How stakeholder engagement has led us to reconsider definitions of rigour in systematic reviews

As a methodology designed to inform policy and practice decisions, it is particularly important to ensure that systematic reviews are shaped by those who will use them. There is a broad range of approaches for engagement of the potential users of reviews that aim to elicit their priorities and needs and incorporate these into the review design. This incorporation of their priorities and needs can create a tension between their calls for locally-specific, often rapidly-produced evidence syntheses for policy needs and the production of unbiased, generalisable, globally-relevant systematic reviews.

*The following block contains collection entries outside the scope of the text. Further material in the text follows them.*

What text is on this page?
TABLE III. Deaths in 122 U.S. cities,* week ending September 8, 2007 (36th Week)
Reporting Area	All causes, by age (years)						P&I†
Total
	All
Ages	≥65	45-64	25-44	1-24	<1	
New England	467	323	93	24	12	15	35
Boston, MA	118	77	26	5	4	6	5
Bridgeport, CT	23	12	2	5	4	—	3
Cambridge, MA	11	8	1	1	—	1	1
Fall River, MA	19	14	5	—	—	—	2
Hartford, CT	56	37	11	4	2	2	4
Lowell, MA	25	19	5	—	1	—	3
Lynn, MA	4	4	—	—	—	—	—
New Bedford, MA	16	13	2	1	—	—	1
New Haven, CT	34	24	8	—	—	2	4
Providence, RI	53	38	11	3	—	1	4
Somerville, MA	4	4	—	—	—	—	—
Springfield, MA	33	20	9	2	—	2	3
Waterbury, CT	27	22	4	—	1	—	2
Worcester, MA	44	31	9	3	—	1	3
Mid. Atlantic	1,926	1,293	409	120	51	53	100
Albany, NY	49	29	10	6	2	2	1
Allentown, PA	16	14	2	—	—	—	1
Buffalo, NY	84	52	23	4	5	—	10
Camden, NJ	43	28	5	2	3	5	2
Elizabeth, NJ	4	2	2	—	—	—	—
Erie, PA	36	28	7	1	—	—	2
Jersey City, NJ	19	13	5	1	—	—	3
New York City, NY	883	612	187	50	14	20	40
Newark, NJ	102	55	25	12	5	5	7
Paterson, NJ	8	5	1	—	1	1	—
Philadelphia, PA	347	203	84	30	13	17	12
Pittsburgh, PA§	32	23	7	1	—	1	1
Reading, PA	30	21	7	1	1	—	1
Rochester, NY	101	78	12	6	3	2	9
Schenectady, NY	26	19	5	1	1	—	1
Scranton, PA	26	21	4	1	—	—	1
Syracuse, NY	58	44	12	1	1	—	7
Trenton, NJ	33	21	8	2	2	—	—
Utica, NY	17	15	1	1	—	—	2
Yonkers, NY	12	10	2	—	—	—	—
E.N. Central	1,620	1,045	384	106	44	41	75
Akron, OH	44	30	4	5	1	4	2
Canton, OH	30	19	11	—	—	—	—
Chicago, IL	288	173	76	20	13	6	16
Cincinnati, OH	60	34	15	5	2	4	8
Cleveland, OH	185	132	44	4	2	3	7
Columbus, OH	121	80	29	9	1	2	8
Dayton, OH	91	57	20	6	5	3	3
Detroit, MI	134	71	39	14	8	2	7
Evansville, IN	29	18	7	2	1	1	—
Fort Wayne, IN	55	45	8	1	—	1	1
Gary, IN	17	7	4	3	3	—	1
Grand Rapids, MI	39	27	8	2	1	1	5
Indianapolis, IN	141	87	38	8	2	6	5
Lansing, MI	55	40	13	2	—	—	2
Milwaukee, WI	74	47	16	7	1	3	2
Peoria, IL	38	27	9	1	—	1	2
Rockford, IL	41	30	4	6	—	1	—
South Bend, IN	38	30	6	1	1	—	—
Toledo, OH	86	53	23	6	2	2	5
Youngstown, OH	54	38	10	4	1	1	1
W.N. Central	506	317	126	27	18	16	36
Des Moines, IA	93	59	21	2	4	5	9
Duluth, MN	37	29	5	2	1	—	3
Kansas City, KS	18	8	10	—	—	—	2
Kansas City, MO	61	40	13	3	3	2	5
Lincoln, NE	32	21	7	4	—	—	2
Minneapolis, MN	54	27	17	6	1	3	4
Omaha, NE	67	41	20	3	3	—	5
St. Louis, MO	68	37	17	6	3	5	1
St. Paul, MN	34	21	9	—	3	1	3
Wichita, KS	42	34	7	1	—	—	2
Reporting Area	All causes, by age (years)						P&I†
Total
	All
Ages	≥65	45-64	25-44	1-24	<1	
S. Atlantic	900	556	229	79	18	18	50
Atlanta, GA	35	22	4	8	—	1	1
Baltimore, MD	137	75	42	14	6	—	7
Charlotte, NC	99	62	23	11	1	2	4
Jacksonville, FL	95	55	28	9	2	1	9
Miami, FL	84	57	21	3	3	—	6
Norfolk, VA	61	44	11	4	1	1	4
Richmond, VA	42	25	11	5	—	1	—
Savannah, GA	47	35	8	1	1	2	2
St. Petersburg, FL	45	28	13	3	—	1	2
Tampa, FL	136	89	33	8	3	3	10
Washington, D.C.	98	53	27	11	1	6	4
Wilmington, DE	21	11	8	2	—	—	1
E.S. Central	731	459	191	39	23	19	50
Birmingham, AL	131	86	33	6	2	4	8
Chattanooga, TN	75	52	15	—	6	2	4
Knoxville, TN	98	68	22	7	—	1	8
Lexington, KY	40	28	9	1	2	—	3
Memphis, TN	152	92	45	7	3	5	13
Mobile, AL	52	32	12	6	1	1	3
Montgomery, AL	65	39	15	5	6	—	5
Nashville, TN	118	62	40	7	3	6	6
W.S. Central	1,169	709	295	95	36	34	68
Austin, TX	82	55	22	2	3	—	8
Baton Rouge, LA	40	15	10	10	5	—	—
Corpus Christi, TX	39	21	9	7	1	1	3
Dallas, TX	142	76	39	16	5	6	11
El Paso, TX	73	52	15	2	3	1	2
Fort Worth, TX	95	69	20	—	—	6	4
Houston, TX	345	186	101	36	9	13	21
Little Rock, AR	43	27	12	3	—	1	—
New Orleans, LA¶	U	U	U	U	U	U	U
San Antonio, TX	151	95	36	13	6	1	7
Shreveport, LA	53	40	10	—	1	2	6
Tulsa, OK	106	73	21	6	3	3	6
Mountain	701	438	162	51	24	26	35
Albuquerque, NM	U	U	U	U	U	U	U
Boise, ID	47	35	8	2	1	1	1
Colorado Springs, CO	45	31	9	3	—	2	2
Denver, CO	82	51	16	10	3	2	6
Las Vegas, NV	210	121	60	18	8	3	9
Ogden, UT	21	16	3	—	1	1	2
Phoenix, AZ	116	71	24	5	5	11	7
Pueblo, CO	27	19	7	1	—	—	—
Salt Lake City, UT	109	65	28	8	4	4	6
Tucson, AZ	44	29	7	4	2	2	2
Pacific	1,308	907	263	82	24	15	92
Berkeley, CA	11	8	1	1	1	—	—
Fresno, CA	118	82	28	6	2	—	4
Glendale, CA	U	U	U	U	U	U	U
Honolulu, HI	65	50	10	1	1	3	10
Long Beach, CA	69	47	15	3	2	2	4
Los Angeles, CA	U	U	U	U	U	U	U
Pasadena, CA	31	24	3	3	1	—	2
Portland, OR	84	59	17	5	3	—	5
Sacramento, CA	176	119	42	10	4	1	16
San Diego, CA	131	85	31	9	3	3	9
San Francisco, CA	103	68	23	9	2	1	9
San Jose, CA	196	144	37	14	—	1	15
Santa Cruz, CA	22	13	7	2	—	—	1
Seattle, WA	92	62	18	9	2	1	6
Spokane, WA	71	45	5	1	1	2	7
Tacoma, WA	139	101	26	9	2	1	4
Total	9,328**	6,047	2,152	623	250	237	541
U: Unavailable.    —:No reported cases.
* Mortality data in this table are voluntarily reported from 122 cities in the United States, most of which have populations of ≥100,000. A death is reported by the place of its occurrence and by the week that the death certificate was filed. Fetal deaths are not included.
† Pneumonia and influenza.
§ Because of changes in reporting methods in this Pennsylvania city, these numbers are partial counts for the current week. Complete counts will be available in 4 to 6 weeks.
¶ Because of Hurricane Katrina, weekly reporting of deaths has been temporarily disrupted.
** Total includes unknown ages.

This tension raises the question of what is a ‘gold standard’ review. This commentary aims to address head on this often undiscussed key challenge with regard to stakeholder involvement in systematic reviews: that responding to stakeholders can mean reconsidering what makes a review rigorous. The commentary proposes a new model to address these tensions that combines the production of public-good reviews, with stakeholder-driven syntheses. In this, it presents the approach taken by our team at the Africa Centre for Evidence at the University of Johannesburg to achieve two different but complementary outputs: (i) ‘public goods’, namely comprehensive and generalisable systematic reviews of the evidence available for and accessible to a global audience, and (ii) locally-focussed, stakeholder-driven, pragmatically-produced syntheses for decision-making at a policy level. The designed approach incorporates balancing the formal requirements of full, published systematic reviews with engagement of national and international decision-makers. It also accommodates space to move from stakeholder engagement to co-production, where stakeholders are engaged to such an extent that they become partners in the production of the review. These approaches are integrated into the traditional steps for producing a systematic review with implications as to what constitutes a gold standard approach to synthesising evidence.